7. These recommendations are mainly in response to concerns about duplication in MLP submissions, the co-ordinating role of Lands D in the processing of land transactions, the performance of DLCs, the current procedures associated with the issue of consent to sell units in uncompleted developments prior to compliance with lease conditions, and the approval of DMCs.
Environmental Approval Process
8. A practice note will be issued to guide developers and Authorised Persons (APs) on how to tackle traffic noise. The note will spell out a new pragmatic approach to meet Environmental Protection Department's (EPD's) compliance requirements so that APs can design or modify their project layout accordingly at the outset. Specifically, a clear set of realistic and empirically achievable compliance standards will be set out for sites larger than two hectares. Under special circumstances, if the resultant layout of the development fails to comply with the standards but the AP feels that there are good justifications for favourable consideration of the case, the AP can approach the senior management of EPD for discussion.

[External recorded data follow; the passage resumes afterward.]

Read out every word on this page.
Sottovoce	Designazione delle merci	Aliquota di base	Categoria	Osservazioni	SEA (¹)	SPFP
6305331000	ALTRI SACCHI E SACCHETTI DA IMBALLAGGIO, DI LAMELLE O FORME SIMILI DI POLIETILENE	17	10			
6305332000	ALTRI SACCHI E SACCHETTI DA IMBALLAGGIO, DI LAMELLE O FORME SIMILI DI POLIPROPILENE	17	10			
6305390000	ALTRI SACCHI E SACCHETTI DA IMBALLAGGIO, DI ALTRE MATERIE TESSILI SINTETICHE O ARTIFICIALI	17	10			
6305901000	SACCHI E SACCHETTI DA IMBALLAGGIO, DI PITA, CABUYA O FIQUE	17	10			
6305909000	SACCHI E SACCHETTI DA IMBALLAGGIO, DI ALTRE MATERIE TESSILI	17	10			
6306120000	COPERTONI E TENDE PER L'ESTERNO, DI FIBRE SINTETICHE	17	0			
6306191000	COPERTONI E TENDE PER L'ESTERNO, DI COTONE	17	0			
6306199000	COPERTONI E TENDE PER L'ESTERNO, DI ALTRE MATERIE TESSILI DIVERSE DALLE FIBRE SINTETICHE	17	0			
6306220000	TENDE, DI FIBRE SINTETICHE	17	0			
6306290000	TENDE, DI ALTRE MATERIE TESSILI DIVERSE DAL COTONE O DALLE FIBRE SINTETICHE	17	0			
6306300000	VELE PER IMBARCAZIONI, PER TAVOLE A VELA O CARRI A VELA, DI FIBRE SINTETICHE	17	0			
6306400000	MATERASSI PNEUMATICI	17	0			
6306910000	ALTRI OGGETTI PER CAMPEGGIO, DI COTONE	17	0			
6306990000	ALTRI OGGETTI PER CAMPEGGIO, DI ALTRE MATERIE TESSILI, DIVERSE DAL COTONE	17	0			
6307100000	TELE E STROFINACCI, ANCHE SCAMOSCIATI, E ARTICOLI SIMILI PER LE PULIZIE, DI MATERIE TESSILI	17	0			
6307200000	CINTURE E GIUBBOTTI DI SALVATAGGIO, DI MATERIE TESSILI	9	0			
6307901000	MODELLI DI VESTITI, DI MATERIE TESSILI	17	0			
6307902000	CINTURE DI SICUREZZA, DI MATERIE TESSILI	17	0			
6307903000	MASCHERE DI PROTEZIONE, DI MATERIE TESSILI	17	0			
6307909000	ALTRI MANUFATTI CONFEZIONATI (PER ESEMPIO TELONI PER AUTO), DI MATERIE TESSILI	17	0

No submission to EPD is required for sites smaller than 2 hectares.
Building Approval Process
9. The building approval process will be improved as follows -
Building Plans under the Centralised Processing System
- the Building Authority will decide on the 45th day whether a building proposal is fundamentally acceptable and convey the decision to the interested parties such as APs; and
- where a proposal is considered fundamentally unacceptable and is to be disapproved, the batch of disapproval items is fixed and may not, in normal circumstances, be added to for subsequent re-submission of plans;
Approval and Consent for Amendment Plans
- approval and consent will be issued at the same time, thereby saving 28 days each time a submission of amendment plans is required;
Approval and Consent for Foundation Plans
- BD will process the approval application and the consent application concurrently and notify the applicant earlier whether a foundation proposal is fundamentally acceptable and if not, the grounds for disapproval. The processing time will be considerably reduced (from 87 days to 60 days);
Foundation works and Excavation Works for Substructures
- these works will be allowed to be carried out concurrently, thereby minimising or removing the idle time in waiting for foundation proof tests. Apart from saving several weeks?time, it will be possible for works to be carried out non-stop from foundation to pile cap construction and eventually to completion of superstructure works;
- the Centralised Processing System will be improved with the following measures -
to define the fundamental aspects of building development projects, with a view to reducing the number of fundamental aspects that need to be checked;
- to allow more opportunities for APs/Registered Structural Engineers to discuss with BD staff fundamental issues;
- to confirm the Building Authority's role in taking decisions under the Buildings Ordinance on comments and requirements of other Government departments; and
- to highlight the importance of self-regulation on the part of AP/RSE and registered contractors.
10. These recommendations are mainly in response to concerns about the Centralised Processing System and the approval and consent for amendment plans and foundation plans.